The potential for abuse of online porn is well documented, with research showing that chronic masturbators who engage with online porn for up to 20 hours a day can suffer a “hangover” as a result of the dopamine drop-off. But there are other collateral costs. “What you look at online is going to take you offline,” says Craig Gross, a.k.a. the “Porn Pastor,” who heads XXXChurch.com, a Christian website that warns against the perils of online pornography. “You’re going to do so many things you never thought you’d do.”
Exhibit A: “We see a lot of heterosexual men who are addicted to sex and, because culturally and biologically women aren’t as readily available to have sex at all times of the day, these men will turn to gay men for gratification,” says sex therapist Donaghue. “Imagine what that does to their psychology. ‘Now am I gay? What do I tell my wife?’ ”
That wasn’t the issue for Max Dubinsky, an Ohio native and writer who went through a torturous 14-month period of online-pornography dependence. He says a big problem with his addiction was actually what it prevented him from doing. “I couldn’t hold down a healthy relationship. I couldn’t be aroused without pornography, and I was expecting way too much from the women in my life,” recalls Dubinsky, 25, who sought treatment at the X3LA recovery group and is now married.
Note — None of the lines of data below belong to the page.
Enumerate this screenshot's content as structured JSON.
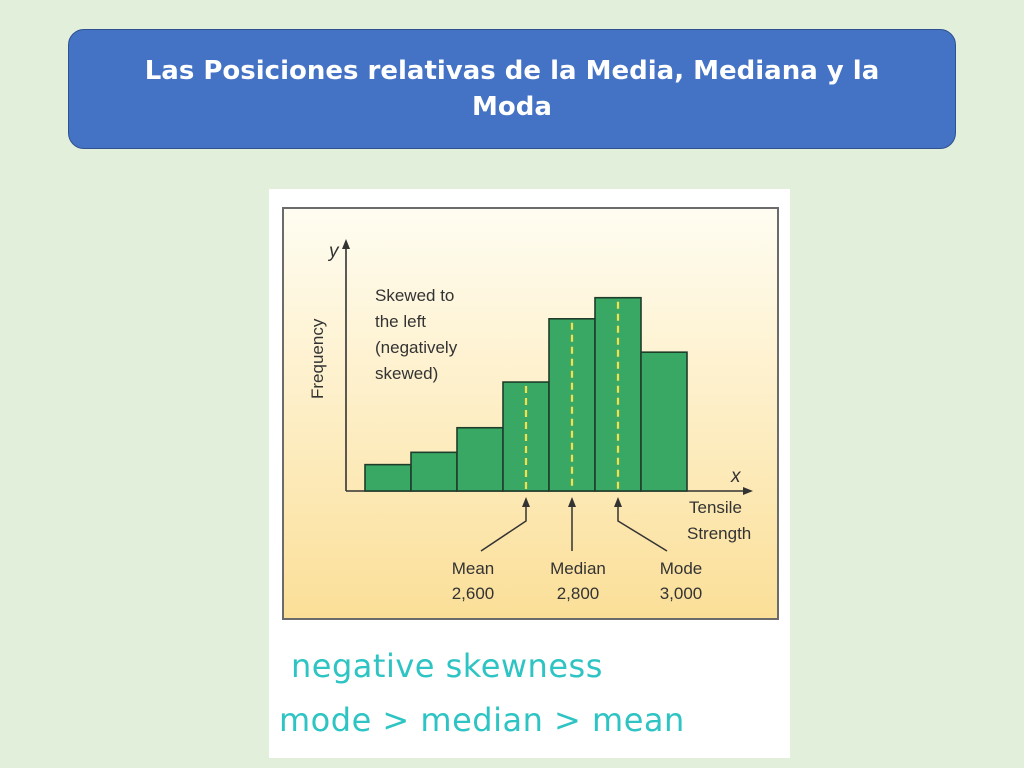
{
  "slide": {
    "title": "Las Posiciones relativas de la Media, Mediana y la Moda"
  },
  "chart_data": {
    "type": "bar",
    "title": "",
    "xlabel": "x",
    "ylabel": "y",
    "y_axis_title": "Frequency",
    "x_axis_title_line1": "Tensile",
    "x_axis_title_line2": "Strength",
    "annotation_lines": [
      "Skewed to",
      "the left",
      "(negatively",
      "skewed)"
    ],
    "values": [
      1.5,
      2.2,
      3.6,
      6.2,
      9.8,
      11.0,
      7.9
    ],
    "ylim": [
      0,
      14
    ],
    "grid": false,
    "colors": {
      "bar": "#3aa865",
      "bar_stroke": "#1f3d2a",
      "panel_top": "#fffdf2",
      "panel_bottom": "#fbdf98",
      "marker": "#f4e04d"
    },
    "markers": [
      {
        "name": "Mean",
        "value": "2,600",
        "bar_index": 3
      },
      {
        "name": "Median",
        "value": "2,800",
        "bar_index": 4
      },
      {
        "name": "Mode",
        "value": "3,000",
        "bar_index": 5
      }
    ]
  },
  "captions": {
    "line1": "negative skewness",
    "line2": "mode > median > mean"
  }
}
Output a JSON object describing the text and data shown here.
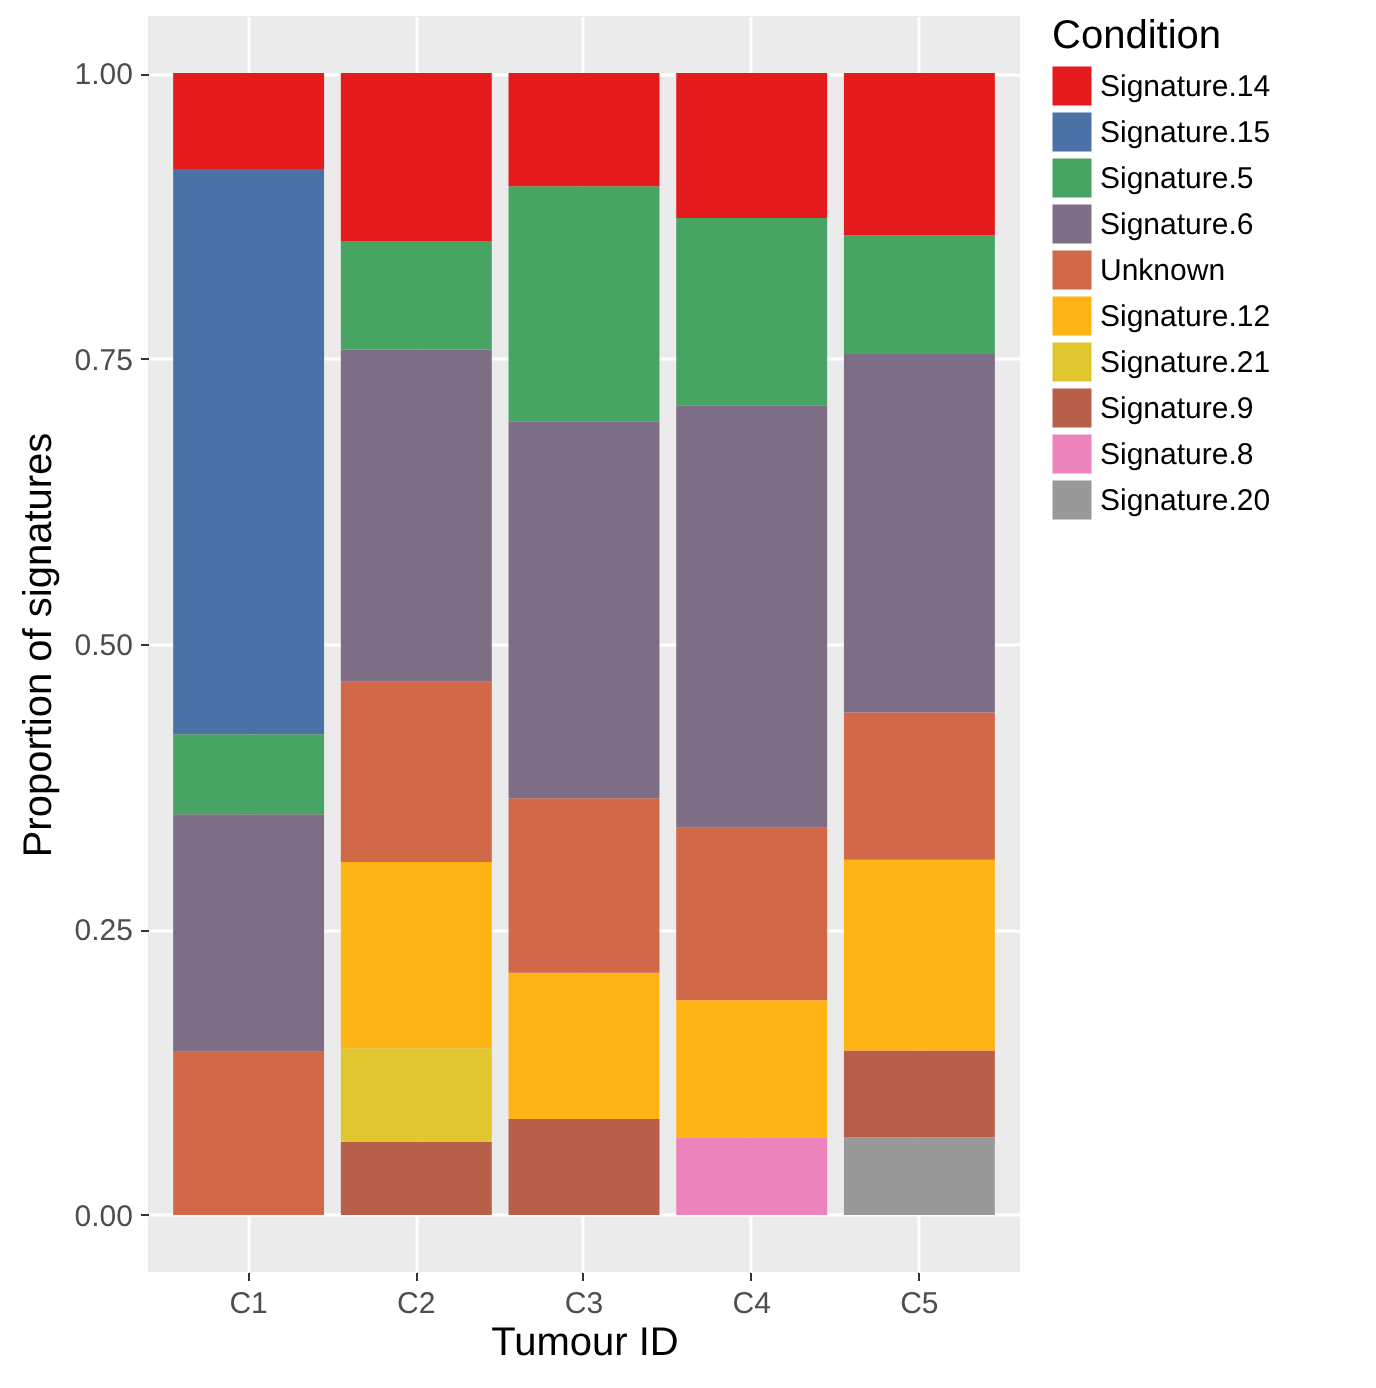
{
  "chart_data": {
    "type": "bar",
    "stacked": true,
    "xlabel": "Tumour ID",
    "ylabel": "Proportion of signatures",
    "legend_title": "Condition",
    "categories": [
      "C1",
      "C2",
      "C3",
      "C4",
      "C5"
    ],
    "series": [
      {
        "name": "Signature.20",
        "color": "#999999",
        "values": [
          null,
          null,
          null,
          null,
          0.068
        ]
      },
      {
        "name": "Signature.8",
        "color": "#ec83ba",
        "values": [
          null,
          null,
          null,
          0.068,
          null
        ]
      },
      {
        "name": "Signature.9",
        "color": "#b75f49",
        "values": [
          null,
          0.064,
          0.084,
          null,
          0.076
        ]
      },
      {
        "name": "Signature.21",
        "color": "#e1c62f",
        "values": [
          null,
          0.082,
          null,
          null,
          null
        ]
      },
      {
        "name": "Signature.12",
        "color": "#ffb416",
        "values": [
          null,
          0.163,
          0.128,
          0.12,
          0.167
        ]
      },
      {
        "name": "Unknown",
        "color": "#d16948",
        "values": [
          0.143,
          0.158,
          0.153,
          0.151,
          0.129
        ]
      },
      {
        "name": "Signature.6",
        "color": "#7e6e85",
        "values": [
          0.208,
          0.291,
          0.33,
          0.37,
          0.314
        ]
      },
      {
        "name": "Signature.5",
        "color": "#48a462",
        "values": [
          0.07,
          0.095,
          0.206,
          0.164,
          0.104
        ]
      },
      {
        "name": "Signature.15",
        "color": "#4a72a6",
        "values": [
          0.495,
          null,
          null,
          null,
          null
        ]
      },
      {
        "name": "Signature.14",
        "color": "#e41a1c",
        "values": [
          0.084,
          0.147,
          0.099,
          0.127,
          0.142
        ]
      }
    ],
    "ylim": [
      -0.05,
      1.05
    ],
    "yticks": [
      {
        "value": 0,
        "label": "0.00"
      },
      {
        "value": 0.25,
        "label": "0.25"
      },
      {
        "value": 0.5,
        "label": "0.50"
      },
      {
        "value": 0.75,
        "label": "0.75"
      },
      {
        "value": 1,
        "label": "1.00"
      }
    ],
    "grid": true,
    "legend": "right"
  }
}
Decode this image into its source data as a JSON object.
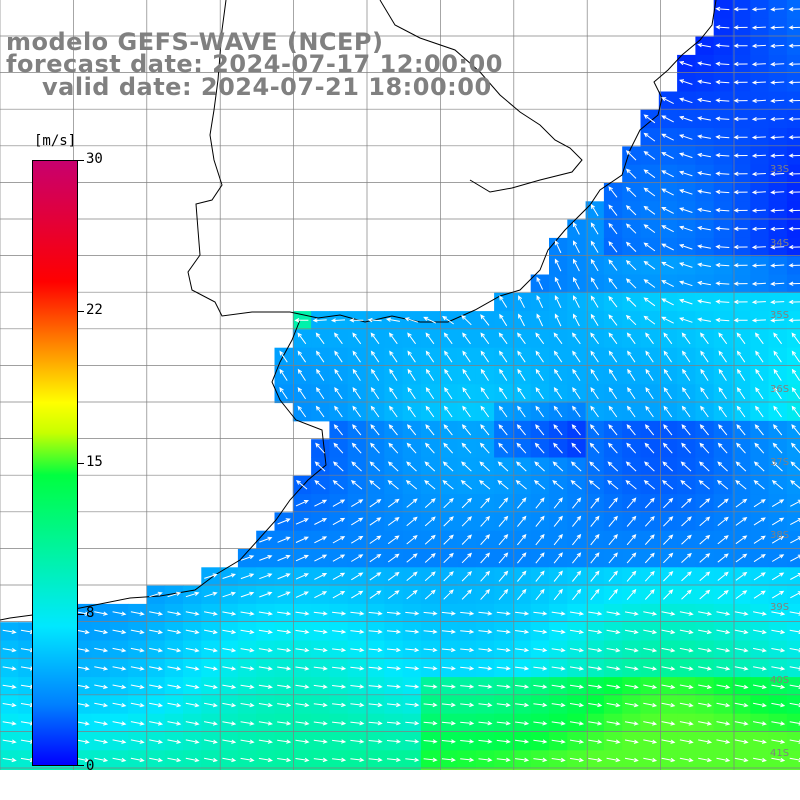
{
  "title": {
    "model": "modelo GEFS-WAVE (NCEP)",
    "forecast": "forecast date: 2024-07-17 12:00:00",
    "valid": "valid date: 2024-07-21 18:00:00"
  },
  "colorbar": {
    "unit": "[m/s]",
    "ticks": [
      "30",
      "22",
      "15",
      "8",
      "0"
    ],
    "min": 0,
    "max": 30,
    "colors": [
      "#0000ff",
      "#0080ff",
      "#00e8ff",
      "#00ff40",
      "#ffff00",
      "#ff8000",
      "#ff0000",
      "#c8006e"
    ]
  },
  "map": {
    "lat_labels": [
      "33S",
      "34S",
      "35S",
      "36S",
      "37S",
      "38S",
      "39S",
      "40S",
      "41S"
    ],
    "colors": {
      "land": "#ffffff",
      "coast": "#000000",
      "grid": "#808080",
      "arrow": "#ffffff"
    }
  }
}
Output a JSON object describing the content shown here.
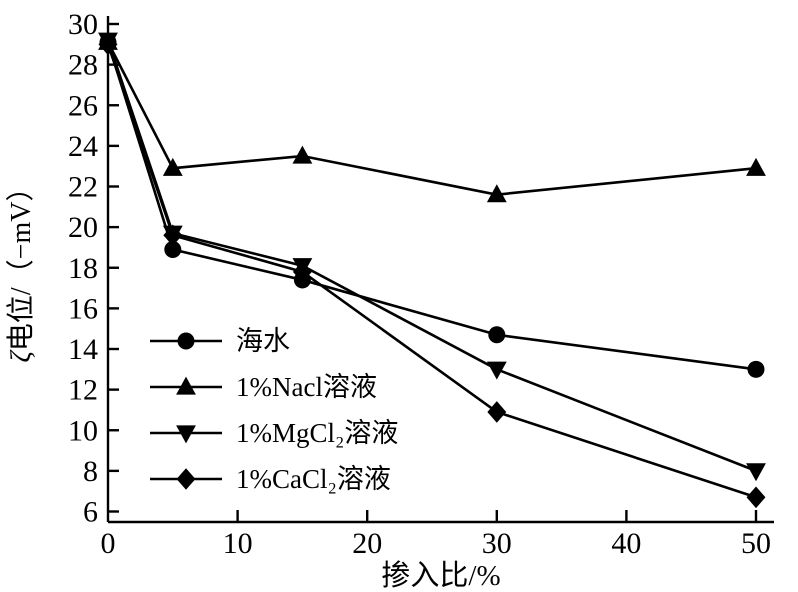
{
  "chart_data": {
    "type": "line",
    "title": "",
    "xlabel": "掺入比/%",
    "ylabel": "ζ电位/（−mV）",
    "ylabel_italic_prefix": "ζ",
    "ylabel_rest": "电位/（−mV）",
    "x": [
      0,
      5,
      15,
      30,
      50
    ],
    "xlim": [
      0,
      50
    ],
    "ylim": [
      6,
      30
    ],
    "x_ticks": [
      0,
      10,
      20,
      30,
      40,
      50
    ],
    "y_tick_step": 2,
    "grid": false,
    "legend_position": "inside-left-middle",
    "line_color": "#000000",
    "background_color": "#ffffff",
    "series": [
      {
        "name": "海水",
        "marker": "circle",
        "values": [
          29.1,
          18.9,
          17.4,
          14.7,
          13.0
        ]
      },
      {
        "name": "1%Nacl溶液",
        "marker": "triangle-up",
        "values": [
          29.1,
          22.9,
          23.5,
          21.6,
          22.9
        ]
      },
      {
        "name": "1%MgCl₂溶液",
        "marker": "triangle-down",
        "values": [
          29.2,
          19.7,
          18.1,
          13.0,
          8.0
        ]
      },
      {
        "name": "1%CaCl₂溶液",
        "marker": "diamond",
        "values": [
          29.0,
          19.6,
          17.8,
          10.9,
          6.7
        ]
      }
    ]
  }
}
If discussion of sex addiction can seem like an exclusive domain of men, that’s because, according to sex therapists, the overwhelming majority of self-identifying addicts—about 90 percent—are male. Women are more often categorized as “love addicts,” with a compulsive tendency to fall into dependent relationships and form unrealistic bonds with partners. That’s partly because women are more apt than men to be stigmatized by association with sex addiction, says Anna Valenti-Anderson, a sex-addiction therapist in Phoenix. “We live in a society where there’s still a lot more internalized shame for women and there’s a lot more for them to lose,” Valenti-Anderson says. “People will say, ‘She’s a bad mom’ for doing these sexual things. As opposed to, ‘She’s sick and has a disorder.’ But very slowly, women are starting to be more willing to come into treatment.”
Addicts and therapists alike say they hope a greater awareness of the disease will eventually help addicts of all genders and ages come forward and seek treatment. Many are likely to find that “sex addiction isn’t really about sex,” as Weiss puts it; it’s about “being wanted.”
X3LA’s Steven Luff says, “Sex is the perfect match for that. ‘I matter right now. In this moment, I am loved.’ In that sense, an entire culture, an entire nation is looking for meaning.”